Les résultats montrent que la colocation séduit en effet principalement pour son loyer plus abordable : 310 € en médiane hors charges, contre 400 € pour un studio. La dimension conviviale compte aussi, même si un tiers des étudiants interrogés exprime des réticences liées au manque d’intimité, aux risques de conflits ou à des expériences négatives. La majorité des colocations rassemblent deux ou trois personnes, dans des T3 ou T4, concentrées notamment dans le centre-ville et le quartier de Bellevue.

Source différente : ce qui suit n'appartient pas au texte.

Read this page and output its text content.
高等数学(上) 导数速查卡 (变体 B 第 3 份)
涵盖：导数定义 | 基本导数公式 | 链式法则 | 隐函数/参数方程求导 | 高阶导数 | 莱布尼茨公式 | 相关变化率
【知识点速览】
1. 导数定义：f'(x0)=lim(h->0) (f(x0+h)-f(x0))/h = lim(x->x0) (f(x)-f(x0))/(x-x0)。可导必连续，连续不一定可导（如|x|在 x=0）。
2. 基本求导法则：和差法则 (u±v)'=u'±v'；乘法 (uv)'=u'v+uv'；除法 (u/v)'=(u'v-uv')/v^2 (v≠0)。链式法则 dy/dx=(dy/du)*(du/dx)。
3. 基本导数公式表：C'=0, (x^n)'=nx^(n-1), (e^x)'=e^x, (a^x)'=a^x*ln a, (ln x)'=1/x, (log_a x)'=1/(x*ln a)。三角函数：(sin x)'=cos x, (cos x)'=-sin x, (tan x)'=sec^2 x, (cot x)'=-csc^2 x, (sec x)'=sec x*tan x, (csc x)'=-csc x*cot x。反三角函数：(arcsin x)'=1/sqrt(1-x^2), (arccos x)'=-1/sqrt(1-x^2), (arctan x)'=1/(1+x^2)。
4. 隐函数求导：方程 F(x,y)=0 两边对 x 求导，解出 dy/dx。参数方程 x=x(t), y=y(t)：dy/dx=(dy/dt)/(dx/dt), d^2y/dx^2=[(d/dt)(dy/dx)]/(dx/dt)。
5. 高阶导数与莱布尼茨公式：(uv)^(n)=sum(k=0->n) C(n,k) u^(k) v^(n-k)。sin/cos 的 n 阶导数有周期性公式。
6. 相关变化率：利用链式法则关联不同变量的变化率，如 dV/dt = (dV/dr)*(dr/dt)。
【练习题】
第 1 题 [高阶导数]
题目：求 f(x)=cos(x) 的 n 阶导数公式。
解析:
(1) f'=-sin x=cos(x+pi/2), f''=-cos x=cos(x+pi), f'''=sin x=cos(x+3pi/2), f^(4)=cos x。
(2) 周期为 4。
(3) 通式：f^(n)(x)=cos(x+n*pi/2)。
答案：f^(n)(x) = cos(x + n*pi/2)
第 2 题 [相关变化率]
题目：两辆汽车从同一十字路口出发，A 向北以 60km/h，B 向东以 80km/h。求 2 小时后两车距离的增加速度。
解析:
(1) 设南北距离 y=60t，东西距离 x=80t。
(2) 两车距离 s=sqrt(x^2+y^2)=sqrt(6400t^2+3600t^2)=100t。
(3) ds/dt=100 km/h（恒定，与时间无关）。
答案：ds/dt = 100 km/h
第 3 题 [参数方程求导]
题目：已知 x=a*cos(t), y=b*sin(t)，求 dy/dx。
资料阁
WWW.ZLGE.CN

Côté propriétaires, la rentabilité attire, mais les contraintes de gestion, la rotation élevée et un risque de saturation du marché incitent certains à se détourner de ce modèle. Selon les professionnels, l’offre dépasse en effet désormais la demande : le marché de la colocation serait en voie de saturation. Cela tend à confirmer qu’il s’agit principalement d’une solution temporaire et économique, adoptée par les étudiants en réponse aux difficultés d’accès au logement.